The effect of reality (French: effet de réel) is a textual device identified by Roland Barthes the purpose of which was to establish literary texts as realistic. Barthes first suggested this concept in his 1968 essay "The Reality Effect," in which he argues that untheorized descriptive "residues" of the text produce effects of reality through their dissembling of the tripartite sign. In the absence of any signified, Barthes argues, the textual signifiers for "real" objects had for their actual signifieds only the concept of realism itself; further, Barthes suggested that the origins of this textual device came through the development of an "aesthetic finality of language" present in the use of the rhetorical device of ecphrasis in "Alexandrian neo-rhetoric of the second century" (The Reality Effect in Barthes 1989).
Barthes also showed that this effect of reality was a key problem of historical analysis and writing in that historical writing proclaimed an unproblematic realism that was in fact just this textual device in action (The Discourse of History in Barthes 1989).
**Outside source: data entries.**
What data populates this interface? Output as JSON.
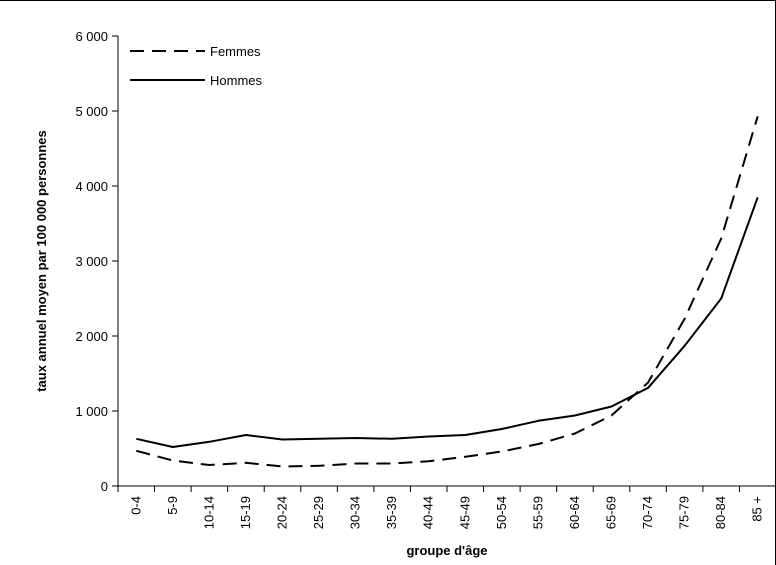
{
  "chart_data": {
    "type": "line",
    "title": "",
    "xlabel": "groupe d'âge",
    "ylabel": "taux annuel moyen par 100 000 personnes",
    "ylim": [
      0,
      6000
    ],
    "yticks": [
      0,
      1000,
      2000,
      3000,
      4000,
      5000,
      6000
    ],
    "ytick_labels": [
      "0",
      "1 000",
      "2 000",
      "3 000",
      "4 000",
      "5 000",
      "6 000"
    ],
    "categories": [
      "0-4",
      "5-9",
      "10-14",
      "15-19",
      "20-24",
      "25-29",
      "30-34",
      "35-39",
      "40-44",
      "45-49",
      "50-54",
      "55-59",
      "60-64",
      "65-69",
      "70-74",
      "75-79",
      "80-84",
      "85 +"
    ],
    "legend_position": "top-left",
    "grid": false,
    "series": [
      {
        "name": "Femmes",
        "style": "dashed",
        "color": "#000000",
        "values": [
          470,
          340,
          280,
          310,
          260,
          270,
          300,
          300,
          330,
          390,
          460,
          560,
          700,
          940,
          1380,
          2230,
          3300,
          4930
        ]
      },
      {
        "name": "Hommes",
        "style": "solid",
        "color": "#000000",
        "values": [
          630,
          520,
          590,
          680,
          620,
          630,
          640,
          630,
          660,
          680,
          760,
          870,
          940,
          1060,
          1310,
          1870,
          2500,
          3850
        ]
      }
    ]
  }
}
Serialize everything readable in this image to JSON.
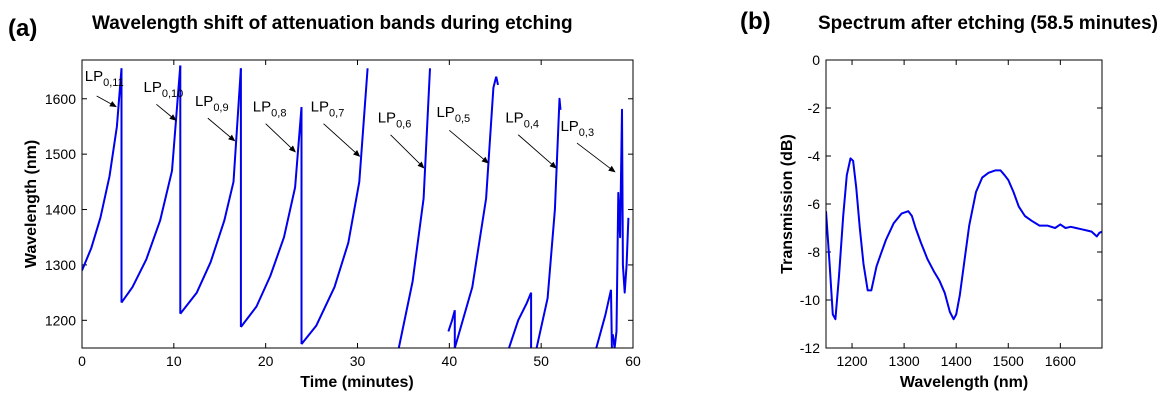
{
  "chart_data": [
    {
      "type": "line",
      "panel_label": "(a)",
      "title": "Wavelength shift of attenuation bands during etching",
      "xlabel": "Time (minutes)",
      "ylabel": "Wavelength (nm)",
      "xlim": [
        0,
        60
      ],
      "ylim": [
        1150,
        1670
      ],
      "xticks": [
        0,
        10,
        20,
        30,
        40,
        50,
        60
      ],
      "yticks": [
        1200,
        1300,
        1400,
        1500,
        1600
      ],
      "color": "#0000ee",
      "segments": [
        {
          "x": [
            0,
            1,
            2,
            3,
            3.8,
            4.3
          ],
          "y": [
            1290,
            1330,
            1385,
            1460,
            1550,
            1655
          ]
        },
        {
          "x": [
            4.3,
            4.3
          ],
          "y": [
            1655,
            1232
          ]
        },
        {
          "x": [
            4.3,
            5.5,
            7,
            8.5,
            9.8,
            10.7
          ],
          "y": [
            1232,
            1260,
            1310,
            1380,
            1470,
            1660
          ]
        },
        {
          "x": [
            10.7,
            10.7
          ],
          "y": [
            1660,
            1212
          ]
        },
        {
          "x": [
            10.7,
            12.5,
            14,
            15.5,
            16.5,
            17.3
          ],
          "y": [
            1212,
            1250,
            1305,
            1380,
            1450,
            1655
          ]
        },
        {
          "x": [
            17.3,
            17.3
          ],
          "y": [
            1655,
            1188
          ]
        },
        {
          "x": [
            17.3,
            19,
            20.5,
            22,
            23.2,
            23.9
          ],
          "y": [
            1188,
            1225,
            1280,
            1350,
            1440,
            1585
          ]
        },
        {
          "x": [
            23.9,
            23.9
          ],
          "y": [
            1585,
            1157
          ]
        },
        {
          "x": [
            23.9,
            25.5,
            27.5,
            29,
            30.2,
            31.1
          ],
          "y": [
            1157,
            1190,
            1260,
            1340,
            1450,
            1655
          ]
        },
        {
          "x": [
            34.5,
            36,
            37.2,
            37.9
          ],
          "y": [
            1150,
            1270,
            1420,
            1655
          ]
        },
        {
          "x": [
            39.9,
            40.3,
            40.6
          ],
          "y": [
            1180,
            1200,
            1218
          ]
        },
        {
          "x": [
            40.6,
            40.6
          ],
          "y": [
            1218,
            1150
          ]
        },
        {
          "x": [
            40.6,
            42.5,
            44,
            44.8,
            45.1
          ],
          "y": [
            1150,
            1260,
            1420,
            1620,
            1640
          ]
        },
        {
          "x": [
            45.1,
            45.3
          ],
          "y": [
            1640,
            1625
          ]
        },
        {
          "x": [
            46.5,
            47.5,
            48.4,
            48.9
          ],
          "y": [
            1150,
            1200,
            1230,
            1250
          ]
        },
        {
          "x": [
            48.9,
            48.9
          ],
          "y": [
            1250,
            1150
          ]
        },
        {
          "x": [
            49.5,
            50.7,
            51.5,
            52,
            52.1
          ],
          "y": [
            1150,
            1240,
            1400,
            1600,
            1580
          ]
        },
        {
          "x": [
            56,
            57,
            57.6
          ],
          "y": [
            1150,
            1210,
            1255
          ]
        },
        {
          "x": [
            57.6,
            57.7
          ],
          "y": [
            1255,
            1150
          ]
        },
        {
          "x": [
            57.8,
            58,
            58.2,
            58.4,
            58.6,
            58.8,
            58.9,
            59.1,
            59.3,
            59.5
          ],
          "y": [
            1175,
            1150,
            1180,
            1430,
            1350,
            1580,
            1300,
            1250,
            1300,
            1385
          ]
        }
      ],
      "annotations": [
        {
          "base": "LP",
          "sub": "0,11",
          "text_x": 0.3,
          "text_y": 1632,
          "arrow_from": [
            1.6,
            1605
          ],
          "arrow_to": [
            3.8,
            1585
          ]
        },
        {
          "base": "LP",
          "sub": "0,10",
          "text_x": 6.7,
          "text_y": 1612,
          "arrow_from": [
            8.1,
            1590
          ],
          "arrow_to": [
            10.3,
            1560
          ]
        },
        {
          "base": "LP",
          "sub": "0,9",
          "text_x": 12.3,
          "text_y": 1587,
          "arrow_from": [
            13.7,
            1565
          ],
          "arrow_to": [
            16.7,
            1523
          ]
        },
        {
          "base": "LP",
          "sub": "0,8",
          "text_x": 18.6,
          "text_y": 1577,
          "arrow_from": [
            20,
            1555
          ],
          "arrow_to": [
            23.3,
            1503
          ]
        },
        {
          "base": "LP",
          "sub": "0,7",
          "text_x": 24.9,
          "text_y": 1577,
          "arrow_from": [
            26.3,
            1555
          ],
          "arrow_to": [
            30.3,
            1495
          ]
        },
        {
          "base": "LP",
          "sub": "0,6",
          "text_x": 32.2,
          "text_y": 1557,
          "arrow_from": [
            33.6,
            1535
          ],
          "arrow_to": [
            37.3,
            1474
          ]
        },
        {
          "base": "LP",
          "sub": "0,5",
          "text_x": 38.6,
          "text_y": 1567,
          "arrow_from": [
            40,
            1543
          ],
          "arrow_to": [
            44.3,
            1483
          ]
        },
        {
          "base": "LP",
          "sub": "0,4",
          "text_x": 46.1,
          "text_y": 1557,
          "arrow_from": [
            47.5,
            1535
          ],
          "arrow_to": [
            51.7,
            1474
          ]
        },
        {
          "base": "LP",
          "sub": "0,3",
          "text_x": 52.1,
          "text_y": 1542,
          "arrow_from": [
            53.9,
            1520
          ],
          "arrow_to": [
            58.1,
            1467
          ]
        }
      ]
    },
    {
      "type": "line",
      "panel_label": "(b)",
      "title": "Spectrum after etching (58.5 minutes)",
      "xlabel": "Wavelength (nm)",
      "ylabel": "Transmission (dB)",
      "xlim": [
        1150,
        1680
      ],
      "ylim": [
        -12,
        0
      ],
      "xticks": [
        1200,
        1300,
        1400,
        1500,
        1600
      ],
      "yticks": [
        0,
        -2,
        -4,
        -6,
        -8,
        -10,
        -12
      ],
      "color": "#0000ee",
      "x": [
        1150,
        1157,
        1163,
        1168,
        1175,
        1183,
        1190,
        1197,
        1202,
        1208,
        1215,
        1222,
        1230,
        1237,
        1241,
        1247,
        1255,
        1265,
        1280,
        1295,
        1308,
        1315,
        1322,
        1332,
        1345,
        1357,
        1368,
        1378,
        1388,
        1395,
        1400,
        1407,
        1415,
        1425,
        1438,
        1450,
        1462,
        1475,
        1485,
        1493,
        1500,
        1510,
        1520,
        1532,
        1545,
        1560,
        1575,
        1590,
        1600,
        1610,
        1620,
        1630,
        1640,
        1650,
        1660,
        1670,
        1675,
        1680
      ],
      "y": [
        -6.3,
        -8.5,
        -10.6,
        -10.8,
        -9.0,
        -6.5,
        -4.8,
        -4.1,
        -4.2,
        -5.3,
        -7.0,
        -8.5,
        -9.6,
        -9.6,
        -9.2,
        -8.6,
        -8.1,
        -7.5,
        -6.8,
        -6.4,
        -6.3,
        -6.5,
        -7.0,
        -7.6,
        -8.3,
        -8.8,
        -9.2,
        -9.7,
        -10.5,
        -10.8,
        -10.6,
        -9.8,
        -8.5,
        -6.9,
        -5.5,
        -4.9,
        -4.7,
        -4.6,
        -4.6,
        -4.8,
        -5.0,
        -5.5,
        -6.1,
        -6.5,
        -6.7,
        -6.9,
        -6.9,
        -7.0,
        -6.85,
        -7.0,
        -6.95,
        -7.0,
        -7.05,
        -7.1,
        -7.15,
        -7.35,
        -7.2,
        -7.15
      ]
    }
  ]
}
It was this aspect of the effect of reality that Ankersmit showed helped to explain both the evolution of historical enquiry and the problematic textual nature of history (Ankersmit 1989).
The concern with realism and the constructed nature of historical and literary facts that both Barthes and Ankersmit expressed is also to be found in the field of Discursive psychology; and Jonathan Potter has analysed similar problems and issues in his "Representing Reality" (Potter 1996).